One of the hardest parts of learning Spanish is the verbs. If you haven’t heard, verb is the word. (Lame. Forgive me.) Verbs are probably the subject that even students earning online masters degrees in Spanish have a difficult time keeping straight.
As a fifteen-year-old sophomore in high school, I started learning Spanish and was immediately overwhelmed with the verbs. Not only were there so many of them, there were so many irregular ones—or so it seemed at the time. (Okay, it still seems that way.) Irregular verbs became the bane of my Spanish-language-learning existence.
I’m happy to report that those days are over! Really! After having thought about this for a while, I realize now that I just get it. This … this is immensely exciting, folks! I used to think of verbs as shoes:
If you’re Spanish, you may find this hilarious. I know Mario did when I first showed him. You see, many verbs are stem-changing verbs, but I prefer their informal appellation: boot verbs. You never realized footwear could be used to learn a language, now did you? In fact, this is a very useful way of learning stem-changing verbs. You see, all the verbs that fit in the boot change their stem.

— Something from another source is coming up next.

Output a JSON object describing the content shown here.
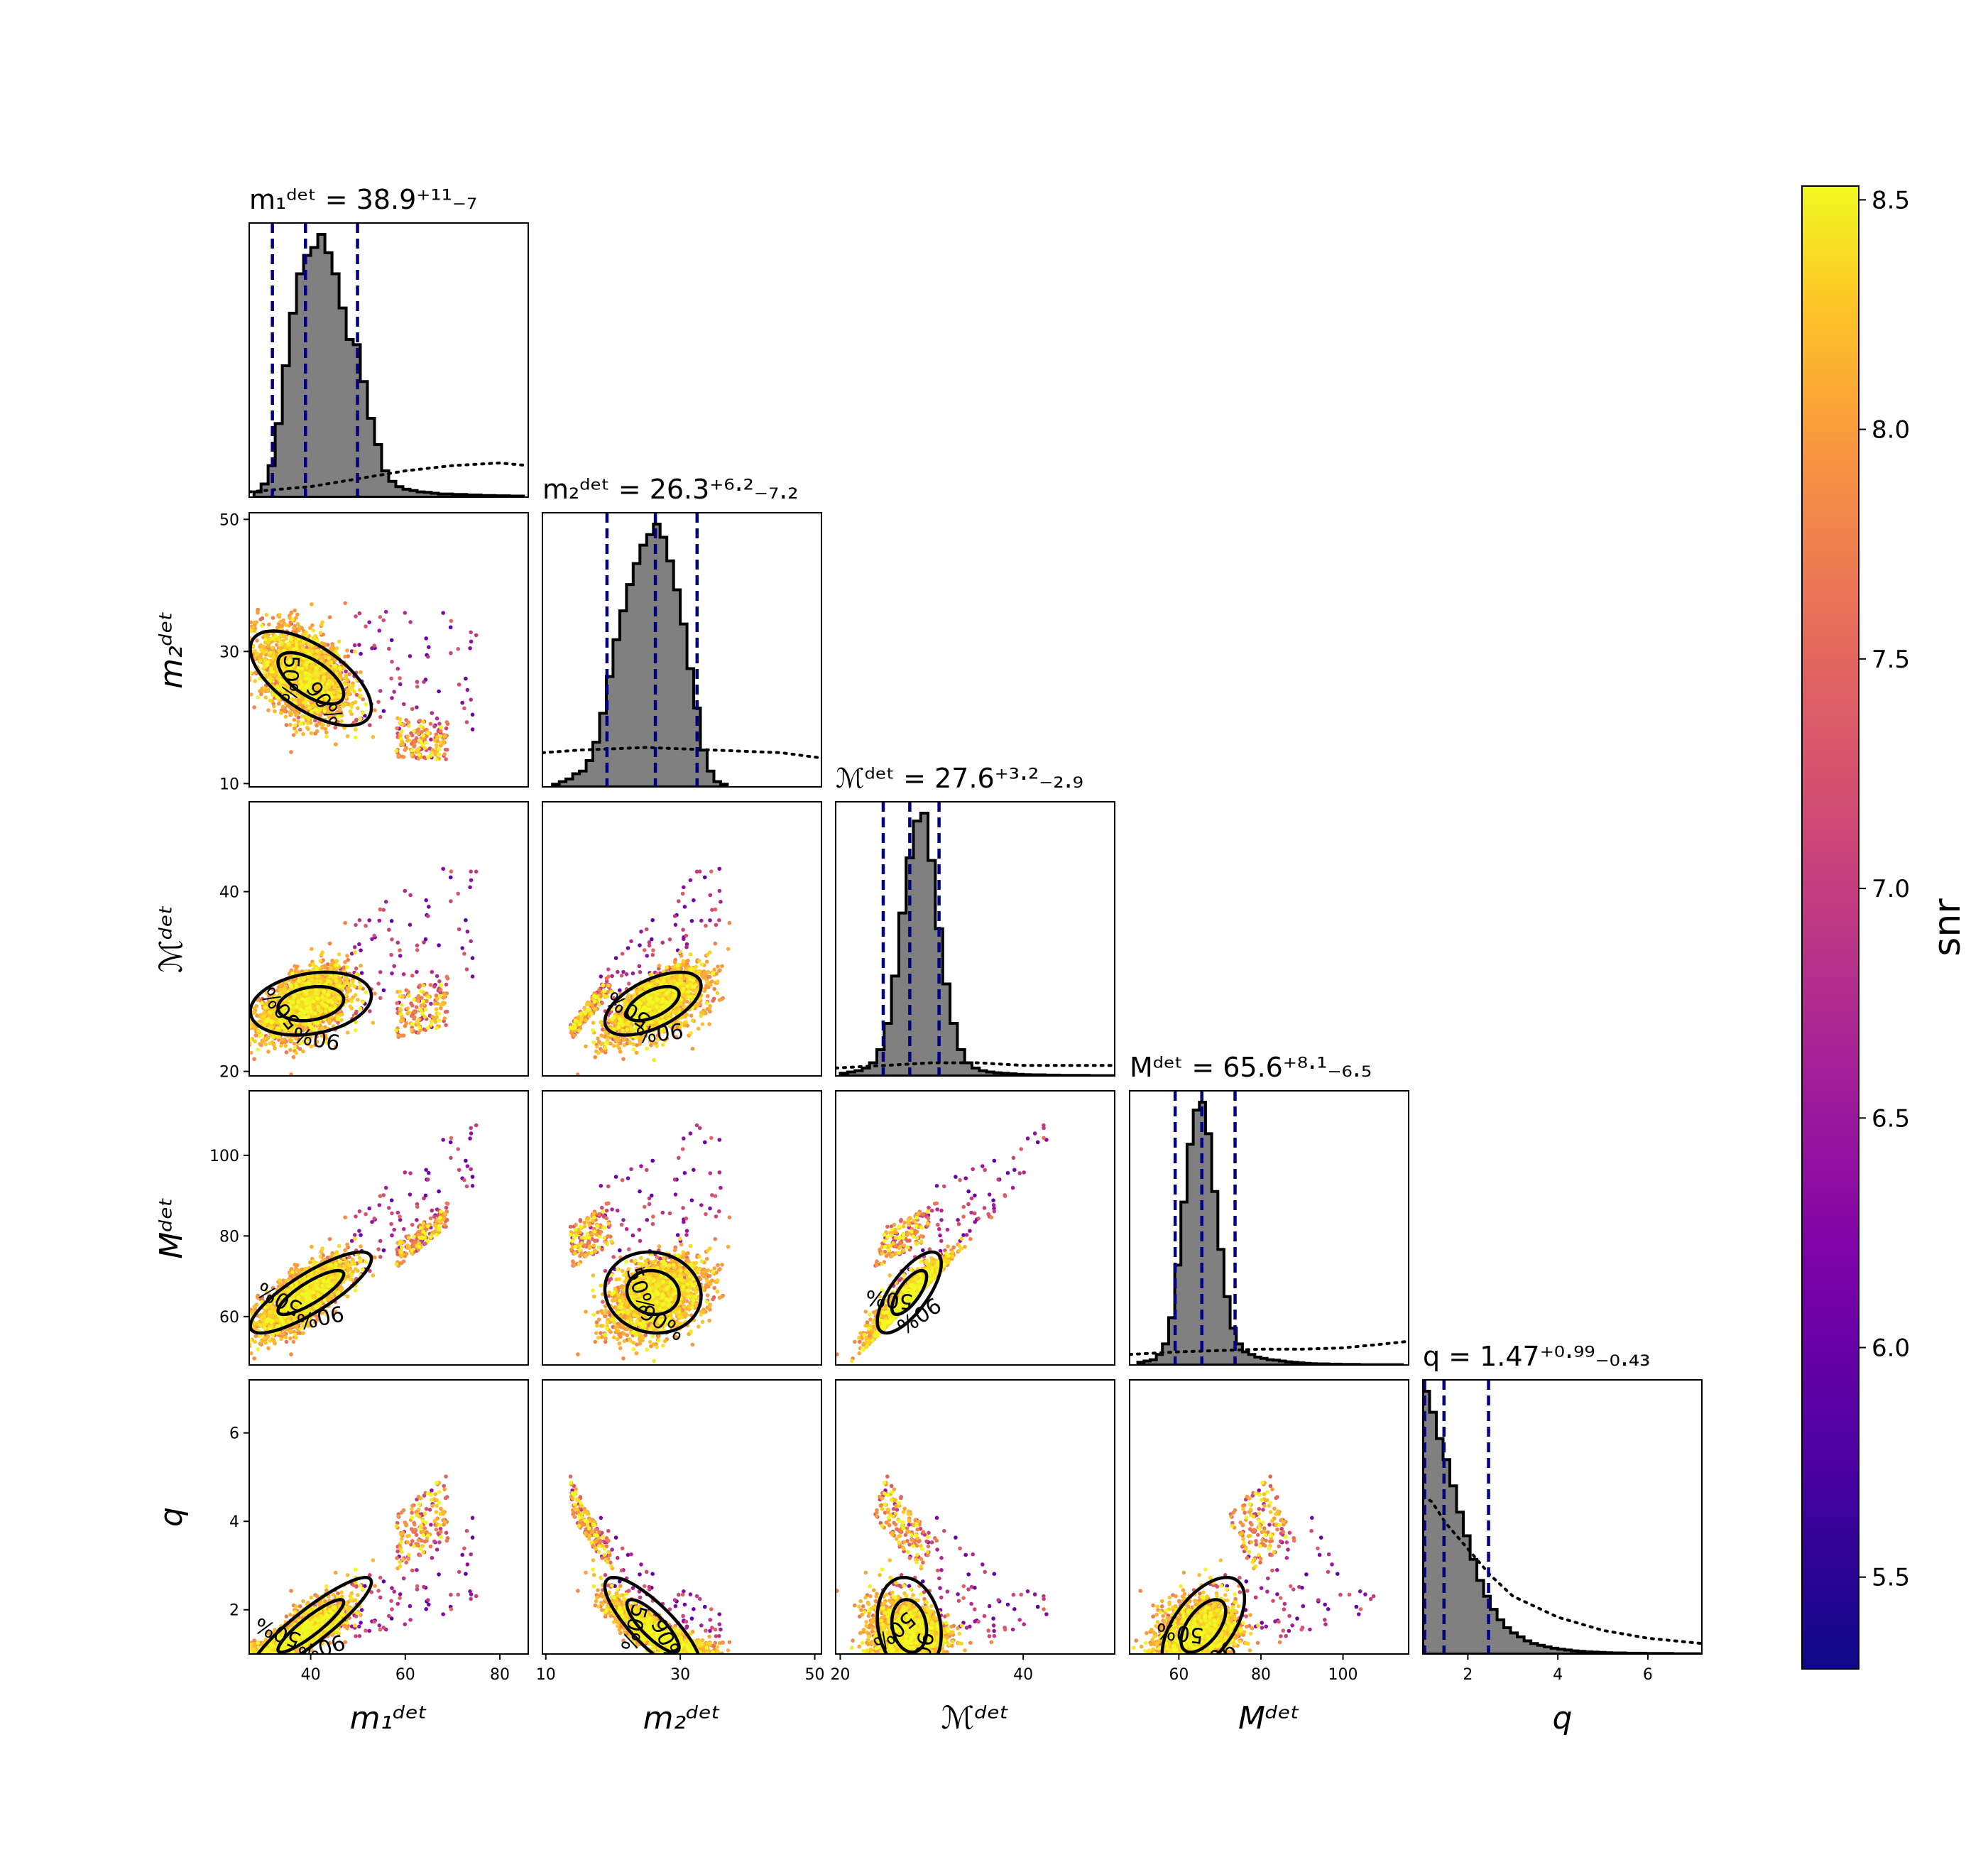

Note: the vosotros form was marked out because they did this in high school! What was their problem? “You’ll most likely never go to Spain.” Chyeah. I see how that worked out.

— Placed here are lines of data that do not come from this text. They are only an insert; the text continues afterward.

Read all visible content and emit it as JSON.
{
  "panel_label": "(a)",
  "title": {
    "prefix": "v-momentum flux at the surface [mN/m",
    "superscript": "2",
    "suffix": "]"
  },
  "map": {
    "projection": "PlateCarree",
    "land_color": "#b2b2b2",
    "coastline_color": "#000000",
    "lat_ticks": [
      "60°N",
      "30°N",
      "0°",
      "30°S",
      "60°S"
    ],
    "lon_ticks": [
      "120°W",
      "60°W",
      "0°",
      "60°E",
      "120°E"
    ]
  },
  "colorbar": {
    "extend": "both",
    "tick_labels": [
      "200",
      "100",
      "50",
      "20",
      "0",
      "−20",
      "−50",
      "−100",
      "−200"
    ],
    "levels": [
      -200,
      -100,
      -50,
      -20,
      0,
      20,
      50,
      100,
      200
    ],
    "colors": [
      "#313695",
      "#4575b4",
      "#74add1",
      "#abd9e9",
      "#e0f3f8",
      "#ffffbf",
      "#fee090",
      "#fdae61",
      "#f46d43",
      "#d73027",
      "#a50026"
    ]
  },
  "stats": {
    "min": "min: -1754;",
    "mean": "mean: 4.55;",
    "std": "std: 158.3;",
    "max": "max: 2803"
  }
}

You see how only the nosotros and vosotros forms don’t change? That’s because—and solely because—they don’t fit in the boot. Yep. Boots for the win!
And this only the present tense! You Spanish speakers get this since you (obviously) speak English, but our verbs in English are really simple. No need to conjugate for the most part; you just need to add an s in the singular third-person present tense, and you’re good to go. (Thus, I get, you get, she/he gets, etc.)
I used to find this daunting. There were so many verbs to memorize and so many different ways to conjugate them, even if the boot thing did help. What changed? I don’t know, really, but one day it just clicked!
Nowadays, when I see a verb like alzar (and consequently realzar), I know instinctively how to conjugate it, in all the tenses. (Okay, not instinctively. This took a lot of work, people!) By the way, it’s like this:
Now that I have the whole conjugation thing down, it’s my goal to master the immense quantity of verbs. I’ve got my work cut out for me.
(Newest verb learned: desentreñar. Newest non-verb learned: picana.)